Brown contends that the meaning of "national security" has changed in the past few years and the superpowers were so busy building weapons they did not notice. "Global geopolitics is being reshaped in a way that defines security more in economic than in traditional military terms," he writes.
And because of those changes, he goes on, a new world heavyweight champion may be emerging. Almost inevitably, it will be Japan.
"Without an imposing military sector to sap investment capital and scientific and managerial talent, Japan is moving toward a position of global economic supremacy," declares the author. "Japan's exports are nearly double those of the Soviet Union . . . U.S. exports of $217 billion and net foreign assets of minus $120 billion yielded a total of $97 billion, just one-third that of Japan."
Brown's unassailable logic: if the U.S. and the Soviet Union don't stop the arms race, they will 1) blow the world up or 2) simply sink below the Rising Sun from the burden of their arsenals. And even as huge forces grow less practical, many other nations are dragged into the arms competition. In 25 years the annual global outlay for arms has gone from $400 billion to $940 billion. The cost now exceeds the entire income of the poorer half of humanity.
Brown has an imposing record as a prophet. He foresaw the food crisis in India when he worked for John Kennedy's Department of Agriculture. Worldwatch, founded ten years ago with the help of the Rockefeller brothers, predicted the current African famines. Brown and his dozen diligent helpers claim no special powers, only a willingness to mine other people's statistics. Worldwatch is plugged into 70 research institutes around the globe and has access to computer data from the United Nations, World Bank and the U.S. Government.

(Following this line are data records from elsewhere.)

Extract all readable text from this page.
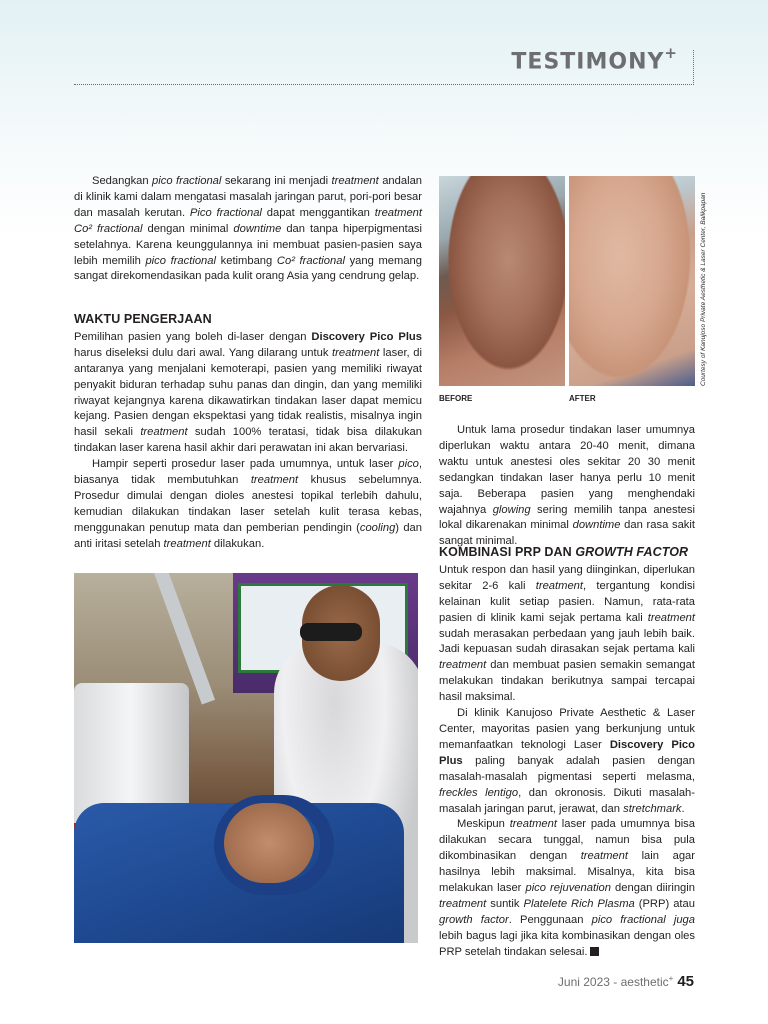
TESTIMONY+

Sedangkan pico fractional sekarang ini menjadi treatment andalan di klinik kami dalam mengatasi masalah jaringan parut, pori-pori besar dan masalah kerutan. Pico fractional dapat menggantikan treatment Co² fractional dengan minimal downtime dan tanpa hiperpigmentasi setelahnya. Karena keunggulannya ini membuat pasien-pasien saya lebih memilih pico fractional ketimbang Co² fractional yang memang sangat direkomendasikan pada kulit orang Asia yang cendrung gelap.

WAKTU PENGERJAAN

Pemilihan pasien yang boleh di-laser dengan Discovery Pico Plus harus diseleksi dulu dari awal. Yang dilarang untuk treatment laser, di antaranya yang menjalani kemoterapi, pasien yang memiliki riwayat penyakit biduran terhadap suhu panas dan dingin, dan yang memiliki riwayat kejangnya karena dikawatirkan tindakan laser dapat memicu kejang. Pasien dengan ekspektasi yang tidak realistis, misalnya ingin hasil sekali treatment sudah 100% teratasi, tidak bisa dilakukan tindakan laser karena hasil akhir dari perawatan ini akan bervariasi.

Hampir seperti prosedur laser pada umumnya, untuk laser pico, biasanya tidak membutuhkan treatment khusus sebelumnya. Prosedur dimulai dengan dioles anestesi topikal terlebih dahulu, kemudian dilakukan tindakan laser setelah kulit terasa kebas, menggunakan penutup mata dan pemberian pendingin (cooling) dan anti iritasi setelah treatment dilakukan.

BEFORE	AFTER
Courtesy of Kanujoso Private Aesthetic & Laser Center, Balikpapan

Untuk lama prosedur tindakan laser umumnya diperlukan waktu antara 20-40 menit, dimana waktu untuk anestesi oles sekitar 20 30 menit sedangkan tindakan laser hanya perlu 10 menit saja. Beberapa pasien yang menghendaki wajahnya glowing sering memilih tanpa anestesi lokal dikarenakan minimal downtime dan rasa sakit sangat minimal.

KOMBINASI PRP DAN GROWTH FACTOR

Untuk respon dan hasil yang diinginkan, diperlukan sekitar 2-6 kali treatment, tergantung kondisi kelainan kulit setiap pasien. Namun, rata-rata pasien di klinik kami sejak pertama kali treatment sudah merasakan perbedaan yang jauh lebih baik. Jadi kepuasan sudah dirasakan sejak pertama kali treatment dan membuat pasien semakin semangat melakukan tindakan berikutnya sampai tercapai hasil maksimal.

Di klinik Kanujoso Private Aesthetic & Laser Center, mayoritas pasien yang berkunjung untuk memanfaatkan teknologi Laser Discovery Pico Plus paling banyak adalah pasien dengan masalah-masalah pigmentasi seperti melasma, freckles lentigo, dan okronosis. Dikuti masalah-masalah jaringan parut, jerawat, dan stretchmark.

Meskipun treatment laser pada umumnya bisa dilakukan secara tunggal, namun bisa pula dikombinasikan dengan treatment lain agar hasilnya lebih maksimal. Misalnya, kita bisa melakukan laser pico rejuvenation dengan diiringin treatment suntik Platelete Rich Plasma (PRP) atau growth factor. Penggunaan pico fractional juga lebih bagus lagi jika kita kombinasikan dengan oles PRP setelah tindakan selesai.

Juni 2023 - aesthetic+ 45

Most impressive is Brown's growing audience, estimated in the hundreds of millions. The report is sold, not given away (in the U.S., the tab is $9.95), the income from it and other publications paying more than half of Worldwatch's expenses. State of the World will be printed in nine languages, total 150,000 copies by year's end and find its way into 122 nations. The Chinese produce three different versions (John Naisbitt's Megatrends rates only two versions). Interestingly, China has mounted a campaign to shrink the percentage of its budget spent on defense and spur economic development.
Not long ago, Georgi Arbatov, the Soviet Union's top expert on America, buttonholed Brown and indicated that the U.S.S.R. might bring out a Russian- language version of State of the World. Arbatov chortled that when he got his copy last year, his son, a scholar, swiped it for use in his studies. That's encouraging. State of the World has become a text in 170 American colleges and universities. The kids may understand something their fathers never did.